By Barbara Mukiri
Co-design entails actively involving stakeholders in the process of designing. It mainly emphasizes on designing with and not designing for.
The NBS concepts strongly advocate for the inclusion of a range of actors and stakeholders in the decision making; this is so as to enable designs that incorporate community’s needs, demands and priorities in the restoration of the modified ecosystem.
In the past 3 months we, KDI, were able to apply a co-design process in Mukuru under R-U-NBS project through a number of workshops. The workshops had various activity objectives as listed below;
Generating understanding with wider community of Mukuru on Nature based Solutions and narrowing down specific NBS in regards to relevance to Mukuru context and waste water challenges highlighted.
Identifying waste water related challenges with the community.
Developing scenario planning and visioning with the community.
Presentation of NBS design examples, those suitable to Mukuru and discussing with participants on implications of different NBS /functions/maintenance
Prioritization of the NBS using matrix and later conducting voting for community to select most preferred solution so as to inform order of preference during design.

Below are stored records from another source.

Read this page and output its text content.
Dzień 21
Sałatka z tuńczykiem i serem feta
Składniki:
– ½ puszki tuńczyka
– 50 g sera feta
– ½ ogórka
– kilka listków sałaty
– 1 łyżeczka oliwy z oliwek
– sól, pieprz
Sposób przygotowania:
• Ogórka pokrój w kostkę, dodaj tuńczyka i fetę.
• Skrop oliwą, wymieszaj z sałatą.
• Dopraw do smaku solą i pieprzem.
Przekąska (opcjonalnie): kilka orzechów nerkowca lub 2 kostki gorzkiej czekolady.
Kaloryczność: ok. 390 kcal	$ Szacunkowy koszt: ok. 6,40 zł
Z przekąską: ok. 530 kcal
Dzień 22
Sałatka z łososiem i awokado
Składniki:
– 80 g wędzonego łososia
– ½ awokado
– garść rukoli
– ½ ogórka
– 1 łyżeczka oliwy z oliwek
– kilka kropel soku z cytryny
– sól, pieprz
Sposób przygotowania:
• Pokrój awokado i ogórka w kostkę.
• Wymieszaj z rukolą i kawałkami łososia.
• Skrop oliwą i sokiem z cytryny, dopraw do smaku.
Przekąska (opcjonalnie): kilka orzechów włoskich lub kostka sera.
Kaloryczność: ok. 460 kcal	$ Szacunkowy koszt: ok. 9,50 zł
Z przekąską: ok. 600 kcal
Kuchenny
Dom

Through these co-design objectives which generated various activities we achieved inclusive participation in design development, social learning and raising awareness. Each workshop acted as a “workspace” where KDI facilitators/ experts offered guidance and enabled discussions with the community members rather than lecturing them. In all the workshops, we had community members actively participating and we noted a very positive reaction towards the project by the community as they felt fully engaged in every stage.
Indeed co-design is a powerful approach to a human centered NBS.